Proposing new extensions

Extensions can be hosted anywhere, but should use the extension template as a starting point. If you'd like to add a repository to the stac-extensions GitHub organization, just ask on Gitter! This is fine for work-in-progress extensions. You can also host the extension repository in your own GitHub account, and optionally transfer it to the stac-extensions organization later.

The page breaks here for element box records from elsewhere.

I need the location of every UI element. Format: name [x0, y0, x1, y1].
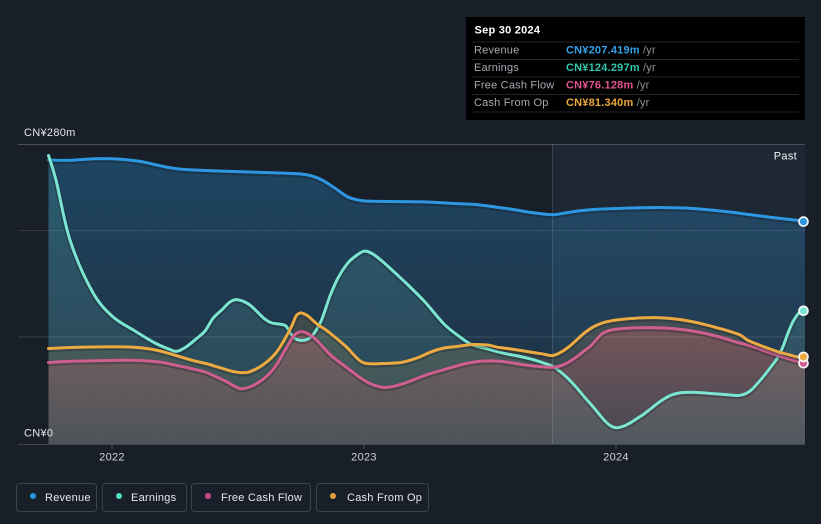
- svg-text:Earnings: Earnings: [131, 492, 177, 504]
- svg-text:2022: 2022: [99, 452, 125, 464]
- svg-text:CN¥0: CN¥0: [24, 428, 53, 440]
- svg-text:CN¥124.297m /yr: CN¥124.297m /yr: [566, 62, 656, 74]
- svg-text:Free Cash Flow: Free Cash Flow: [221, 492, 302, 504]
- svg-text:2024: 2024: [603, 452, 629, 464]
- svg-text:Cash From Op: Cash From Op: [347, 492, 422, 504]
- svg-text:Revenue: Revenue: [474, 45, 519, 57]
- svg-text:CN¥207.419m /yr: CN¥207.419m /yr: [566, 45, 656, 57]
- svg-text:CN¥76.128m /yr: CN¥76.128m /yr: [566, 80, 650, 92]
- svg-text:Earnings: Earnings: [474, 62, 519, 74]
- svg-text:Sep 30 2024: Sep 30 2024: [475, 25, 541, 37]
- svg-text:2023: 2023: [351, 452, 377, 464]
- svg-text:Revenue: Revenue: [45, 492, 91, 504]
- svg-text:Free Cash Flow: Free Cash Flow: [474, 80, 554, 92]
- svg-text:CN¥81.340m /yr: CN¥81.340m /yr: [566, 97, 650, 109]
- svg-text:Cash From Op: Cash From Op: [474, 97, 549, 109]
- svg-text:Past: Past: [774, 151, 797, 163]
- svg-text:CN¥280m: CN¥280m: [24, 127, 76, 139]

For new extensions that require community discussion, we recommend the following workflow:

  • Use the stac-extensions template to sketch out your proposed extension
  • Open an issue on this repository with the prefix "New Extension: " and describe the extension. Include a link to the extension repository. Also post it in the Gitter chat for broader recognition.
  • Discussion should take place as issues/pull requests on the extension repository directly, but can als occur on the issue created before.
  • Once the extension has an initial release, the issue on stac-spec will be closed.

Prefixes

A STAC Item can combine schema information from several different sources - the core STAC Item information, an earth observation community extension, and a vendor specific provider. It can be difficult to distinguish exactly where each definition came from, and to pull out the most relevant information, especially when vendors often will dump in all the metadata they have in to the STAC definition.

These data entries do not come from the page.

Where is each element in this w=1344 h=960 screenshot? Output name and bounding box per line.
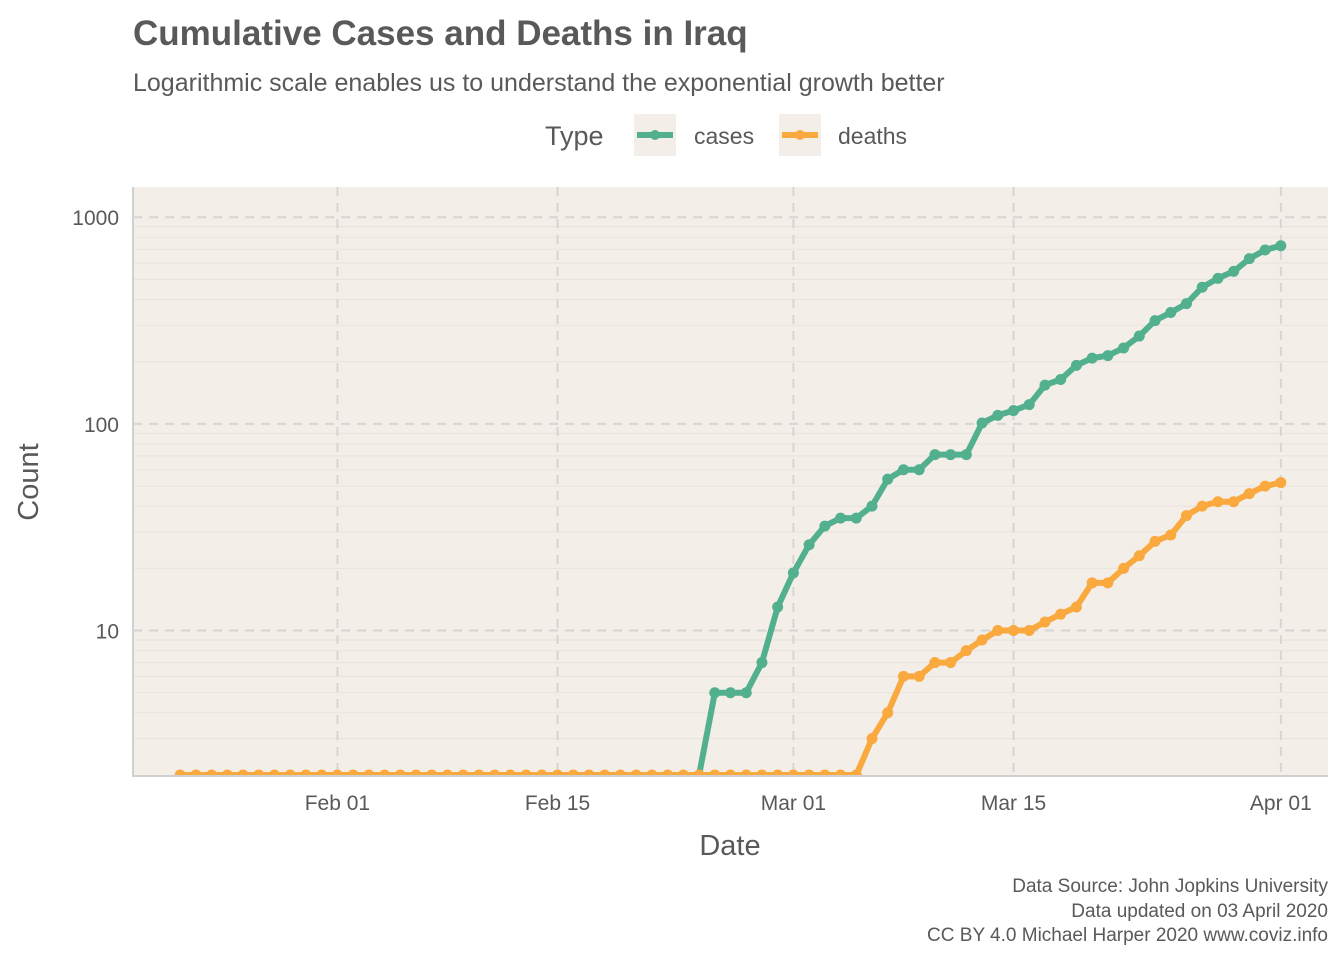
data-point-deaths xyxy=(1275,477,1287,489)
data-point-cases xyxy=(976,417,988,429)
data-point-cases xyxy=(1243,253,1255,265)
data-point-deaths xyxy=(1165,529,1177,541)
series-cases xyxy=(696,240,1287,776)
data-point-cases xyxy=(709,687,721,699)
chart-title: Cumulative Cases and Deaths in Iraq xyxy=(133,14,748,53)
data-point-cases xyxy=(756,657,768,669)
data-point-cases xyxy=(1228,265,1240,277)
plot-panel xyxy=(133,187,1328,775)
data-point-cases xyxy=(1039,379,1051,391)
data-point-cases xyxy=(913,464,925,476)
x-axis-ticks: Feb 01 Feb 15 Mar 01 Mar 15 Apr 01 xyxy=(305,792,1312,815)
x-tick-label: Mar 15 xyxy=(981,792,1046,815)
data-point-cases xyxy=(1008,405,1020,417)
data-point-cases xyxy=(772,601,784,613)
data-point-cases xyxy=(897,464,909,476)
data-point-deaths xyxy=(1133,550,1145,562)
legend-title: Type xyxy=(545,121,604,151)
data-point-cases xyxy=(929,449,941,461)
y-axis-title: Count xyxy=(13,443,45,520)
data-point-cases xyxy=(1212,272,1224,284)
data-point-deaths xyxy=(1196,500,1208,512)
data-point-deaths xyxy=(866,733,878,745)
data-point-deaths xyxy=(882,707,894,719)
data-point-deaths xyxy=(960,645,972,657)
data-point-deaths xyxy=(897,670,909,682)
x-tick-label: Apr 01 xyxy=(1250,792,1312,815)
data-point-deaths xyxy=(1102,577,1114,589)
data-point-cases xyxy=(835,512,847,524)
data-point-cases xyxy=(1259,244,1271,256)
data-point-deaths xyxy=(1086,577,1098,589)
data-point-deaths xyxy=(976,634,988,646)
data-point-cases xyxy=(992,409,1004,421)
data-point-deaths xyxy=(1259,480,1271,492)
x-tick-label: Mar 01 xyxy=(761,792,826,815)
data-point-deaths xyxy=(1118,562,1130,574)
data-point-deaths xyxy=(945,657,957,669)
data-point-cases xyxy=(819,520,831,532)
chart-subtitle: Logarithmic scale enables us to understa… xyxy=(133,69,945,97)
data-point-cases xyxy=(882,473,894,485)
data-point-deaths xyxy=(1039,616,1051,628)
data-point-cases xyxy=(1102,350,1114,362)
data-point-deaths xyxy=(913,670,925,682)
legend-label-deaths: deaths xyxy=(838,123,907,149)
y-tick-label: 100 xyxy=(84,414,119,437)
data-point-cases xyxy=(866,500,878,512)
data-point-cases xyxy=(1070,359,1082,371)
x-tick-label: Feb 15 xyxy=(525,792,590,815)
caption-source: Data Source: John Jopkins University xyxy=(1012,876,1328,897)
data-point-cases xyxy=(1023,399,1035,411)
y-tick-label: 1000 xyxy=(72,207,119,230)
data-point-deaths xyxy=(929,657,941,669)
data-point-deaths xyxy=(1228,496,1240,508)
data-point-deaths xyxy=(1243,488,1255,500)
data-point-cases xyxy=(803,539,815,551)
y-axis-ticks: 10 100 1000 xyxy=(72,207,119,643)
data-point-deaths xyxy=(1008,625,1020,637)
data-point-cases xyxy=(1275,240,1287,252)
caption-updated: Data updated on 03 April 2020 xyxy=(1071,901,1328,922)
data-point-deaths xyxy=(1055,608,1067,620)
data-point-cases xyxy=(787,567,799,579)
data-point-cases xyxy=(945,449,957,461)
data-point-cases xyxy=(740,687,752,699)
data-point-cases xyxy=(1118,342,1130,354)
data-point-deaths xyxy=(1070,601,1082,613)
data-point-cases xyxy=(960,449,972,461)
data-point-cases xyxy=(1180,298,1192,310)
data-point-deaths xyxy=(1212,496,1224,508)
data-point-cases xyxy=(1149,315,1161,327)
data-point-deaths xyxy=(1023,625,1035,637)
x-tick-label: Feb 01 xyxy=(305,792,370,815)
x-axis-title: Date xyxy=(699,830,760,862)
legend-label-cases: cases xyxy=(694,123,754,149)
legend: Type cases deaths xyxy=(545,114,907,156)
data-point-cases xyxy=(1196,281,1208,293)
minor-grid xyxy=(133,226,1328,740)
data-point-deaths xyxy=(1180,510,1192,522)
data-point-cases xyxy=(1055,373,1067,385)
data-point-cases xyxy=(1086,352,1098,364)
data-point-cases xyxy=(725,687,736,699)
data-point-deaths xyxy=(992,625,1004,637)
data-point-cases xyxy=(850,512,862,524)
caption-license: CC BY 4.0 Michael Harper 2020 www.coviz.… xyxy=(927,925,1328,946)
data-point-deaths xyxy=(1149,535,1161,547)
y-tick-label: 10 xyxy=(96,621,119,644)
legend-point-cases xyxy=(650,130,660,140)
data-point-cases xyxy=(1133,330,1145,342)
data-point-cases xyxy=(1165,306,1177,318)
legend-point-deaths xyxy=(795,130,805,140)
caption: Data Source: John Jopkins University Dat… xyxy=(927,876,1328,946)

So one idea is to have prefixes to differentiate specific vendors (like dg: for DigitalGlobe), and for communities of practice (like eo: for Electro-Optical). These wouldn't be full namespacing, though an extension for like JSON-LD could potentially evolve to make fully resolved namespacing an option.

An example of this can be seen in a Landsat example:

  "properties": {
    "datetime":"2018-01-01T13:21:30Z",

    "start_datetime":"2018-01-01T13:21:30Z",
    "end_datetime":"2018-01-01T13:31:30Z",

    "view:off_nadir": -0.001,
    "eo:cloud_cover": 10.31,
    "view:sun_azimuth": 149.01607154,
    "view:sun_elevation": 59.21424700,
    "gsd": 30,

    "l8:data_type": "L1T",
    "l8:wrs_path": 153,
    "l8:wrs_row": 25,
    "l8:earth_sun_distance": 1.0141560,
    "l8:ground_control_points_verify": 114,
    "l8:geometric_rmse_model": 7.562,
    "l8:image_quality_tirs": 9,
    "l8:ground_control_points_model": 313,
    "l8:geometric_rmse_model_x": 5.96,
    "l8:geometric_rmse_model_y": 4.654,
    "l8:geometric_rmse_verify": 5.364,
    "l8:image_quality_oli": 9
  }

Use of arrays and objects

For extensions, it is recommended to

  1. Use arrays only as enumerations/lists (possibly sorted), without implying additional meaning (such as order)
  2. To avoid using nested objects, in favor of multiple attributes with a similar naming scheme.

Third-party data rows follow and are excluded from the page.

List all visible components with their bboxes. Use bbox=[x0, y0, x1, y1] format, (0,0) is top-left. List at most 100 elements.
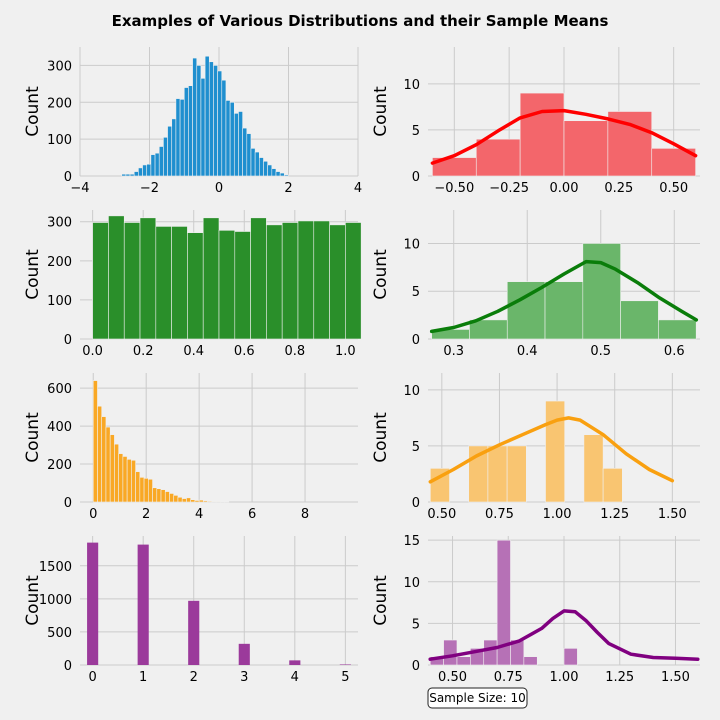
histogram-bar bbox=[267, 164, 273, 177]
x-tick-label: 4 bbox=[354, 181, 362, 196]
histogram-bar bbox=[154, 152, 160, 177]
histogram-bar bbox=[207, 500, 213, 503]
histogram-bar bbox=[139, 217, 157, 340]
histogram-bar bbox=[129, 173, 135, 177]
histogram-bar bbox=[215, 501, 221, 503]
x-tick-label: 2 bbox=[284, 181, 292, 196]
histogram-bar bbox=[496, 539, 511, 666]
histogram-bar bbox=[196, 65, 202, 177]
histogram-bar bbox=[213, 65, 218, 177]
y-tick-label: 1000 bbox=[39, 593, 72, 608]
histogram-bar bbox=[259, 157, 264, 177]
x-tick-label: 3 bbox=[240, 670, 248, 685]
y-tick-label: 300 bbox=[47, 59, 72, 74]
histogram-bar bbox=[483, 639, 498, 666]
x-tick-label: 1 bbox=[139, 670, 147, 685]
histogram-bar bbox=[192, 57, 198, 177]
x-tick-label: 1.50 bbox=[658, 507, 687, 522]
x-tick-label: 0.2 bbox=[133, 344, 154, 359]
histogram-bar bbox=[122, 456, 128, 503]
histogram-bar bbox=[279, 172, 285, 177]
histogram-bar bbox=[190, 499, 196, 503]
histogram-bar bbox=[152, 487, 158, 503]
y-tick-label: 5 bbox=[412, 617, 420, 632]
histogram-bar bbox=[250, 148, 256, 177]
histogram-bar bbox=[506, 445, 527, 503]
histogram-bar bbox=[254, 151, 260, 177]
x-tick-label: 0.6 bbox=[234, 344, 255, 359]
histogram-bar bbox=[167, 125, 173, 177]
histogram-bar bbox=[177, 496, 183, 503]
x-tick-label: 0 bbox=[89, 507, 97, 522]
histogram-bar bbox=[171, 118, 177, 177]
histogram-bar bbox=[506, 281, 546, 340]
histogram-bar bbox=[143, 477, 149, 503]
x-tick-label: −0.25 bbox=[489, 181, 529, 196]
y-tick-label: 0 bbox=[64, 496, 72, 511]
histogram-bar bbox=[523, 656, 538, 666]
y-axis-label: Count bbox=[371, 249, 391, 300]
x-tick-label: 1.25 bbox=[605, 670, 634, 685]
y-tick-label: 0 bbox=[412, 496, 420, 511]
x-tick-label: 0.50 bbox=[427, 507, 456, 522]
histogram-bar bbox=[155, 226, 172, 340]
histogram-bar bbox=[218, 230, 236, 340]
y-axis-label: Count bbox=[371, 575, 391, 626]
x-tick-label: 0.4 bbox=[517, 344, 538, 359]
histogram-bar bbox=[339, 664, 351, 665]
histogram-bar bbox=[163, 137, 168, 177]
y-tick-label: 200 bbox=[47, 255, 72, 270]
histogram-bar bbox=[238, 643, 250, 665]
y-tick-label: 200 bbox=[47, 96, 72, 111]
y-axis-label: Count bbox=[371, 412, 391, 463]
exponential-hist-axes: 0 200 400 600 0 2 4 6 8 Count bbox=[23, 373, 358, 522]
x-tick-label: 0.8 bbox=[284, 344, 305, 359]
y-axis-label: Count bbox=[23, 86, 43, 137]
y-tick-label: 0 bbox=[412, 659, 420, 674]
histogram-bar bbox=[602, 468, 623, 503]
histogram-bar bbox=[146, 163, 152, 177]
x-tick-label: 1.50 bbox=[661, 670, 690, 685]
y-tick-label: 5 bbox=[412, 124, 420, 139]
histogram-bar bbox=[430, 468, 450, 503]
x-tick-label: 0.5 bbox=[590, 344, 611, 359]
sample-size-annotation: Sample Size: 10 bbox=[427, 687, 528, 709]
histogram-bar bbox=[171, 226, 188, 340]
histogram-bar bbox=[208, 61, 214, 177]
histogram-bar bbox=[121, 173, 127, 177]
normal-hist-axes: 0 100 200 300 −4 −2 0 2 4 Count bbox=[23, 47, 362, 196]
y-tick-label: 10 bbox=[403, 237, 420, 252]
x-tick-label: 1.00 bbox=[550, 670, 579, 685]
kde-line bbox=[428, 416, 675, 484]
y-tick-label: 0 bbox=[412, 170, 420, 185]
histogram-bar bbox=[137, 544, 149, 665]
y-tick-label: 0 bbox=[64, 333, 72, 348]
histogram-bar bbox=[198, 499, 204, 503]
y-axis-label: Count bbox=[23, 575, 43, 626]
x-tick-label: 4 bbox=[291, 670, 299, 685]
histogram-bar bbox=[456, 656, 471, 666]
histogram-bar bbox=[164, 491, 170, 503]
normal-means-axes: 0 5 10 −0.50 −0.25 0.00 0.25 0.50 Count bbox=[371, 47, 700, 196]
histogram-bar bbox=[545, 400, 566, 503]
histogram-bar bbox=[125, 173, 131, 177]
x-tick-label: 6 bbox=[248, 507, 256, 522]
histogram-bar bbox=[297, 220, 315, 340]
histogram-bar bbox=[233, 113, 239, 177]
y-tick-label: 100 bbox=[47, 133, 72, 148]
histogram-bar bbox=[181, 498, 187, 503]
y-tick-label: 1500 bbox=[39, 560, 72, 575]
x-tick-label: 0.3 bbox=[443, 344, 464, 359]
y-axis-label: Count bbox=[371, 86, 391, 137]
histogram-bar bbox=[289, 660, 301, 665]
x-tick-label: 2 bbox=[142, 507, 150, 522]
x-tick-label: 0 bbox=[215, 181, 223, 196]
kde-line bbox=[430, 108, 698, 165]
y-tick-label: 600 bbox=[47, 382, 72, 397]
histogram-bar bbox=[175, 98, 181, 177]
histogram-bar bbox=[194, 500, 200, 503]
histogram-bar bbox=[582, 243, 621, 340]
x-tick-label: 0.75 bbox=[494, 670, 523, 685]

For example, if one would like to define an extension to contain a start and a end date, there are multiple options (tl;dr: option 3 is recommended):

  1. Define an object, for example: "date_range": {"start": "2018-01-01", "end": "2018-01-31"}. This is discouraged as it is more complex to search in objects.
  2. Define an two-element array where the first element is the start date and the second element is the end date, for example "date_range": ["2018-01-01", "2018-01-31"]. This is discouraged as it would conflict with Collection summaries, which always considers arrays as true (potentially sorted) enumeration without any additional meaning.
  3. Define two separate fields, e.g. "date_range_start": "2018-01-01", "date_range_end": "2018-01-31". This is recommended as it avoids the conflicts above and is usually better displayed in software that only understands GeoJSON but has no clue about STAC. This is due to the fact that most legacy software can not display arrays or objects GeoJSON properties properly.

This rules only applies to the fields defined directly for the Item's properties. For fields and structures defined on other levels (e.g. in the root of an Item or in an array), extension authors can freely define the structure. So an array of objects such as the bands are fine to use, but keep in mind that the drawbacks mentioned above usually still apply.